Ok I think this is what I'm going to do to set up the SSD, does it sound right?:
uninstall IE and reinstall it on my hdd
move the temporary internet folders for both IE and FF to the hdd
TEMP and TMP environment variables to a folder in hdd
change the Desktop location to a folder on the hdd
disable defragmenting on the SDD
disable the paging file on the SDD and create one on the hdd
I also read on this site
http://www.ghacks.net/2009/01/10/optimize-windows-for-solid-state-drives-usage/
something about enabling cache writing and disabling the Indexing Service, but I don't really know what these are so might not do them.
Doesn't really matter where you keep the AV software, it gets loaded into memory then the HD access is all reads based off where the data you're scanning is. There's no writes involved except if you have a log file turned on.

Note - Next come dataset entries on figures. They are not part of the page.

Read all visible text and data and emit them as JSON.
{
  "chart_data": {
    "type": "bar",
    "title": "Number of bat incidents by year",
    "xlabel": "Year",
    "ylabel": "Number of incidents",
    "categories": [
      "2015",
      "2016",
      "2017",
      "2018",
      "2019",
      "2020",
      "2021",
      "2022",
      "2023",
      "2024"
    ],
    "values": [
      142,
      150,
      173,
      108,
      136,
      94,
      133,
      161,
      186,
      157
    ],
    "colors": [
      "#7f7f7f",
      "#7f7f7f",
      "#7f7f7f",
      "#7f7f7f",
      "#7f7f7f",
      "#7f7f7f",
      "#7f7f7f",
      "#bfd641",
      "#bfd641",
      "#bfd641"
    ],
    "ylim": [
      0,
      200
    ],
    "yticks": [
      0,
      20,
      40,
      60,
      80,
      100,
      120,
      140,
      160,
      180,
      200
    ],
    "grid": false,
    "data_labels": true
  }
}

Interesting thought, in the past the OS used to progress through the drive linearly. If you deleted data off the beginning of the drive it wouldn't start using that part of the drive until it had finished progressing all the way to the end of the drive. I *think* when you reboot it starts from the top of the drive again for its write position. But Windows may use the drive much differently these days anyway, so I don't know. I also wouldn't be surprised if SSD's have a wear balancing algorithm anyway.
I would keep IE itself on your SSD. You can change the location of the temp folder it uses someplace in the internet options, and put that temp folder on the platter drive if you want. Win7 is automatically not suppose to defrag SSD's but doesn't hurt to set it.
Dont think you have to worry about that.. an SSD disk lasts for about 1,200,000 hours which is longer then normal ones. Planing to buy a new computer myself on monday with SSD
I've said this before, you shouldn't disable paging file as some programs will stop working. It's not even needed with ssd.
Required setting with ssd begins:
Get a windows 7.
Required setting with ssd ends.
You don't have to change any settings with windows 7, it's designed for ssd usage and will automatically choose the best settings.